From its modest beginnings in 1862, the Civil War pension system mushroomed over the ensuing decades. At its peak in 1893, the nation had nearly one million pensioners on the rolls. Pension expenditures soared to $157 million in the year 1893 (about $5.6 billion today), consuming more than 40 percent of the federal budget. By the turn of the century, three-quarters of all surviving Union veterans drew a pension. By the mid-1910s, cumulative pension outlays rivaled total Civil War expenses.
For nearly twenty years after the Civil War, the Republican-constructed pension system functioned as the third rail in post-Reconstruction American politics, not unlike Social Security today. Union pensions were so fundamental to the political identity of the Reconstruction-era United States that Republican lawmakers sanctified pension payments in the Fourteenth Amendment, the charter of national birthright citizenship in the United States. (The fourth section reads: “The validity of the public debt of the United States, authorized by law, including debts incurred for payment of pensions and bounties for services in suppressing insurrection or rebellion, shall not be questioned.”)

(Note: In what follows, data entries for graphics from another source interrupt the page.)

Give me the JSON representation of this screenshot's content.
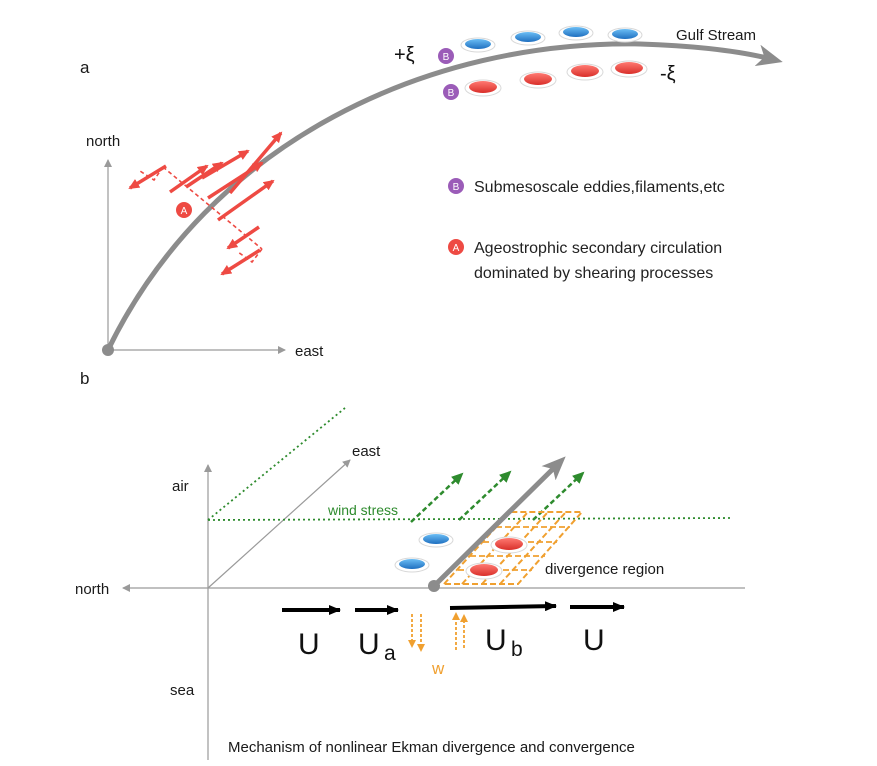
{
  "panel_a": {
    "label": "a",
    "north": "north",
    "east": "east",
    "stream": "Gulf Stream",
    "plus_xi": "+ξ",
    "minus_xi": "-ξ",
    "badge_a": "A",
    "badge_b": "B",
    "legend_b": "Submesoscale eddies,filaments,etc",
    "legend_a_line1": "Ageostrophic secondary circulation",
    "legend_a_line2": "dominated by shearing processes"
  },
  "panel_b": {
    "label": "b",
    "air": "air",
    "east": "east",
    "north": "north",
    "sea": "sea",
    "wind_stress": "wind stress",
    "divergence": "divergence region",
    "u_left": "U",
    "u_a": "U",
    "u_a_sub": "a",
    "u_b": "U",
    "u_b_sub": "b",
    "u_right": "U",
    "w": "w",
    "caption": "Mechanism of nonlinear Ekman divergence and convergence"
  },
  "colors": {
    "stream": "#8c8c8c",
    "red": "#ee4a43",
    "blue": "#2f8fd8",
    "purple": "#9b5cb8",
    "green": "#2e8b2e",
    "orange": "#f0a030",
    "axis": "#9a9a9a"
  }
}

Pension applicants underwent extensive means-testing of a physical sort. They were scrutinized by federally deputized physicians, who would assign them a disability rating. The ratings were assessed alongside documentary evidence — military records, depositions, and so forth — and applicants were either denied or rewarded pensions in varying amounts. By 1890, there were more than 119 fixed rates of pay, graded according to the degree of physical disability. Medical examinations defied all efforts at standardization and proved notoriously inconsistent.
Still, for two decades after the war, Democratic candidates and policymakers rarely objected publicly to the increasing size and “generosity” of the pension system. That is, until the mid-1880s, when the Pension Bureau became a lightning rod of political controversy and polarized the electoral field. Pension politics made and unmade American presidents.
Weaponizing Welfare
Gilded Age critics of the Pension Bureau objected to the agency’s seemingly unstoppable expansion, which they viewed as draining the Treasury and incentivizing pauperism. It created, they argued, a nation of dependents, perverting the work ethic of its beneficiaries and subsidizing fraud and graft. The avatar of the anti-pension crusade was Democrat Grover Cleveland, president from 1885 to 1889, and again from 1893 to 1897. Cleveland campaigned on reforming the pension rolls to ensure their purity, vowing to strictly limit federal benefits to the most deserving.